MOREHEAD CITY — After more than 30 years with the Morehead City Fire/EMS Department, Deputy Chief Chris Judy retired Friday, with battalion chief Courtney Wade set to take his place.
Mr. Judy took over the role of deputy fire chief in January 2020 following the retirement of former longtime Deputy Chief Jack Manley, meaning much of his time in the position was spent responding to the coronavirus pandemic.
“Two to three months in, here comes COVID,” the outgoing deputy chief said in an interview with the News-Times Wednesday. “It certainly made the job challenging, there is no doubt about that.”
The pandemic presented the department with numerous challenges, Mr. Judy said, especially considering the city cut two full-time firefighter positions last May due to a pandemic-related budget cuts. Those positions have not been reinstated.
“A lot of things got put on hold, our budget was cut, our staffing was cut, and that made a significant impact on our abilities and our staff,” he said. “It’s been a tough year all across the board, trying to maintain service and find a balance and keep morale up with staff having to work tons of overtime to make those staffing gaps up.”
One of the first things Mr. Wade, who has been with the department for 22 years, plans to focus on as deputy chief is training. He said the department fell somewhat behind on training in 2020 because of the pandemic, but the state requires firefighters and EMTs keep up their certifications with yearly classes.
“Our staff, they hold state credentials, state certifications, and at the end of the day, they’re still required to get continuing education hours for the year,” he noted. “And with everything going on this past year, some people got behind, so we’ve got to come up with ideas to safely get back into training so our guys can gain some hours up.”
Another challenge Mr. Wade expects to face as deputy chief is that of recruitment, which he said is an issue at the state and national level, not just in Morehead City. He said as a dual firefighting and EMS agency, it’s difficult to find qualified individuals with both credentials.
“You can find a good firefighter, you can find a good paramedic, it’s just hard to find someone with both credentials,” he said.
There are some opportunities coming up in the department that Mr. Wade is excited about, as well. One of those is the department’s new water rescue team, which officials are developing as a Type 2 swift/floodwater search and rescue team that will be able to deploy to emergencies not only in Carteret County, but across the state. Twenty-two members of the MCFD, as well as individuals from other agencies, are receiving training to be part of the team, and Mr. Wade hopes it will be ready for certification by the end of the year.
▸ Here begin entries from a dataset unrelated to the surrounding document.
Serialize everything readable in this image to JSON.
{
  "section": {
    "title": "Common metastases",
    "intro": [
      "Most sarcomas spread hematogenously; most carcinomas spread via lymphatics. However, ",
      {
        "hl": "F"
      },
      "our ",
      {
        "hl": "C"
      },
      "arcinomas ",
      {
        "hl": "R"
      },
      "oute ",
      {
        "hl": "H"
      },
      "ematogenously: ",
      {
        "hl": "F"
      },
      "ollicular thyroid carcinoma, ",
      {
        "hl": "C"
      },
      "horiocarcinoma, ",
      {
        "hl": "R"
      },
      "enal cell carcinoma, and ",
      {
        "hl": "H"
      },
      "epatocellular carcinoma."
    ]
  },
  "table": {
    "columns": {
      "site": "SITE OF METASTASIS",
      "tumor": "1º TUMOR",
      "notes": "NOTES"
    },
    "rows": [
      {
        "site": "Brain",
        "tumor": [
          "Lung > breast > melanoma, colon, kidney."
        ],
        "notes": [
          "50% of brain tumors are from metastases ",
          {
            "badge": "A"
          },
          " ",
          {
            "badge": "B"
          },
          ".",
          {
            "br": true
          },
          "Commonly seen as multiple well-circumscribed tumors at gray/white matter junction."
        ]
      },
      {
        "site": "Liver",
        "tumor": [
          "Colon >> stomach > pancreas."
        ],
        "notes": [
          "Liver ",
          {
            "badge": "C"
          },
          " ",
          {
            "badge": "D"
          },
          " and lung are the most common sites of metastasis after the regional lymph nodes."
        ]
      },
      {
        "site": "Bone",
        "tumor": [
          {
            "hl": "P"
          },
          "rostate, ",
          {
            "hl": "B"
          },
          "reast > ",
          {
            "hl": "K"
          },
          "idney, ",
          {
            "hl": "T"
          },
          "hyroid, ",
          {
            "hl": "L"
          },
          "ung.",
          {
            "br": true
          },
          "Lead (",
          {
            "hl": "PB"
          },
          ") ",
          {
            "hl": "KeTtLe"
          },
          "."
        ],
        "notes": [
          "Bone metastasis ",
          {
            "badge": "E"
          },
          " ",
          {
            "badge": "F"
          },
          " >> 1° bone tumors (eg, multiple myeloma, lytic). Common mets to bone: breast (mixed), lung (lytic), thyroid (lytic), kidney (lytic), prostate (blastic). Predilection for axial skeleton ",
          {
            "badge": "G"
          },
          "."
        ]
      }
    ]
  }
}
“That’s being developed, and again training has been an issue with COVID, but we’re working around it and trying to get some training done, and hopefully that will be up and running by mid-year or the end of the year,” he said.
As for his retirement, Mr. Judy said he’s looking forward to spending more time with his family and on his hobbies, like hunting and fishing. He summed up his 30 years in the firefighting service as “humbling.”
“To be in a profession where you actually get to change people’s lives and make an impact, it’s a really big deal,” he reflected. “…It’s kind of humbling in a way, to have the honor to work in a profession where you get to do that. You take people’s worst days of their life and you try to make them better and turn it around for them, whether you’re getting someone out of a car wreck or changing a battery in a smoke detector that’s going off. It’s ever changing and you never know what the next call’s going to bring.”
Mr. Judy also wished his successor well, saying he feels confident Mr. Wade will rise to the challenge of the moment.
“He’s well prepared, well experienced,” Mr. Judy said, “I think he’ll do a really good job and I’m looking forward to seeing the things he gets accomplished.”